Could this be a torch version issue?

Srinivas-R commented 5 years ago

Do you have free disk space to store the checkpoints? I faced some issues (error was different, but equally unhelpful: Torch unknown error -1", when I switched to bigger hidden sizes, turns out it was lack of disk space. Monitoring the GPU mem might also help.

liuzzi commented 5 years ago

Hm. No its definitely not a disk space issue. I actually tried on two different servers and got the same problem

liuzzi commented 5 years ago

to give a bit more context to the error: this didnt happen until epoch 11 with 300 hidden layers and 8 decoder steps

/pytorch/aten/src/THCUNN/BCECriterion.cu:42: Acctype bce_functor<Dtype, Acctype>::operator()(Tuple) [with Tuple = thrust::detail::tuple_of_iterator_references<thrust::device_reference<float>, thrust::device_reference<float>, thrust::null_type, thrust::null_type, thrust::null_type, thrust::null_type, thrust::null_type, thrust::null_type, thrust::null_type, thrust::null_type>, Dtype = float, Acctype = float]: block: [0,0,0], thread: [31,0,0] Assertion `input >= 0. && input <= 1.` failed.
Traceback (most recent call last):  
  File "train.py", line 169, in <module>
    main()
  File "train.py", line 125, in main
    model.update(batch)
  File "/mnt/research/san_mrc/src/model.py", line 94, in update
    loss = loss + F.binary_cross_entropy(pred, torch.unsqueeze(label, 1)) * self.opt.get('classifier_gamma', 1)
  File "/usr/local/lib64/python3.6/site-packages/torch/nn/functional.py", line 1603, in binary_cross_entropy
    return torch._C._nn.binary_cross_entropy(input, target, weight, reduction)
RuntimeError: reduce failed to synchronize: device-side assert triggered
namisan commented 5 years ago

I still haven't reproduce this error. Here is my docker: allenlao/pytorch-allennlp-rtd

tungloong commented 5 years ago

I have encountered this problem too.
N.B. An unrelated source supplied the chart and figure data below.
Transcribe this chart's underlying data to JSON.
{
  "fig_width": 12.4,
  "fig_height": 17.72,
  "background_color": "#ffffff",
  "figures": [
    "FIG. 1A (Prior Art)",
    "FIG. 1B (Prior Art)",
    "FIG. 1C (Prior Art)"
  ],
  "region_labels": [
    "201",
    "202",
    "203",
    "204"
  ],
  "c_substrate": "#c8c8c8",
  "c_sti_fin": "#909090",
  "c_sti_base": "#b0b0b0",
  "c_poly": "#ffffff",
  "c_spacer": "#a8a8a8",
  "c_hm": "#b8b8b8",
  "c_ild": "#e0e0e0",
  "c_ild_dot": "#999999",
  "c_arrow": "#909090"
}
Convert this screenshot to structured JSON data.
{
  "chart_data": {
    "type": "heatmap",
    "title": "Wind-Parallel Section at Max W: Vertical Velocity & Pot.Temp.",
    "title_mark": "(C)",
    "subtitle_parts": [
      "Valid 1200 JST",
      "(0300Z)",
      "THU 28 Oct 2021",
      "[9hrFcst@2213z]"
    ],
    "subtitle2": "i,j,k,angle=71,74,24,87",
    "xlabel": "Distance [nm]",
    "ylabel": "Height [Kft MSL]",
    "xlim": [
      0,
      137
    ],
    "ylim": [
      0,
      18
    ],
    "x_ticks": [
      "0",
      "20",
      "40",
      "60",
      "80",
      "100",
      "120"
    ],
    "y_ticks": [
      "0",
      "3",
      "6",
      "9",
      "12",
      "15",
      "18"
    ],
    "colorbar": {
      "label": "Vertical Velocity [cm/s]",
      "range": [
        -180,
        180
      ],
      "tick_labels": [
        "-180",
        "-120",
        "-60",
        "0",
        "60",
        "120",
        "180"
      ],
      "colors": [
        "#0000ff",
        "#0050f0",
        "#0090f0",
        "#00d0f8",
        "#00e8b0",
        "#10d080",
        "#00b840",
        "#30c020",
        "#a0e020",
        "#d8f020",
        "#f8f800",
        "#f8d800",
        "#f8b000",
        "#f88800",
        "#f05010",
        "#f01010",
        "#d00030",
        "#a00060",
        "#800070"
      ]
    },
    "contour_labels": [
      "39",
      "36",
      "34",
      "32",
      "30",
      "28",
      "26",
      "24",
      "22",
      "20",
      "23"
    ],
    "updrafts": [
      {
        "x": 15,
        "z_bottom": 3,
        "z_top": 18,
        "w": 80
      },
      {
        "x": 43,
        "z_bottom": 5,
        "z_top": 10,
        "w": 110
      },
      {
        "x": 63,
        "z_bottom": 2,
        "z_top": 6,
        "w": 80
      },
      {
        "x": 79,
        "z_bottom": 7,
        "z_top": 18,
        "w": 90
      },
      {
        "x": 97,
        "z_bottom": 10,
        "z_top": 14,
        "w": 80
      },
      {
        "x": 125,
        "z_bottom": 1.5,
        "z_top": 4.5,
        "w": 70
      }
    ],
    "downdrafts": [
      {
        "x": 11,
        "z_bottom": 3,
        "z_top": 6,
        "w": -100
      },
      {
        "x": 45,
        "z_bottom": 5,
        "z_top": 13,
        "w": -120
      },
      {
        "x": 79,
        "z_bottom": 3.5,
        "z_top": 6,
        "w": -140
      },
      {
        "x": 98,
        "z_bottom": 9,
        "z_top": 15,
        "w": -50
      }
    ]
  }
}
Then I probably solve this by changing 'F.binary_cross_entropy' to 'F.binary_cross_entropy_with_logits', referring to https://github.com/pytorch/pytorch/issues/2209. After doing that, the error above not happens but I face another error saying that

Traceback (most recent call last):
  File "train.py", line 165, in <module>
    main()
  File "train.py", line 108, in main
    results, labels = predict_squad(model, dev_data, v2_on=args.v2_on)
  File "/home/tungloong/san_mrc-master/my_utils/data_utils.py", line 33, in predict_squad
    phrase, spans, scores = model.predict(batch)
  File "/home/tungloong/san_mrc-master/src/model.py", line 140, in predict
    s_offset, e_offset = spans[i][s_idx][0], spans[i][e_idx][1]
IndexError: list index out of range

So I not sure about whether it works. And I am not running it with the new config. I'll try it another day.

namisan commented 5 years ago

I'm not sure if you processed the data correctly, e.g., correct SQuAD version. The errors say s_idx/e_idx may be out of range.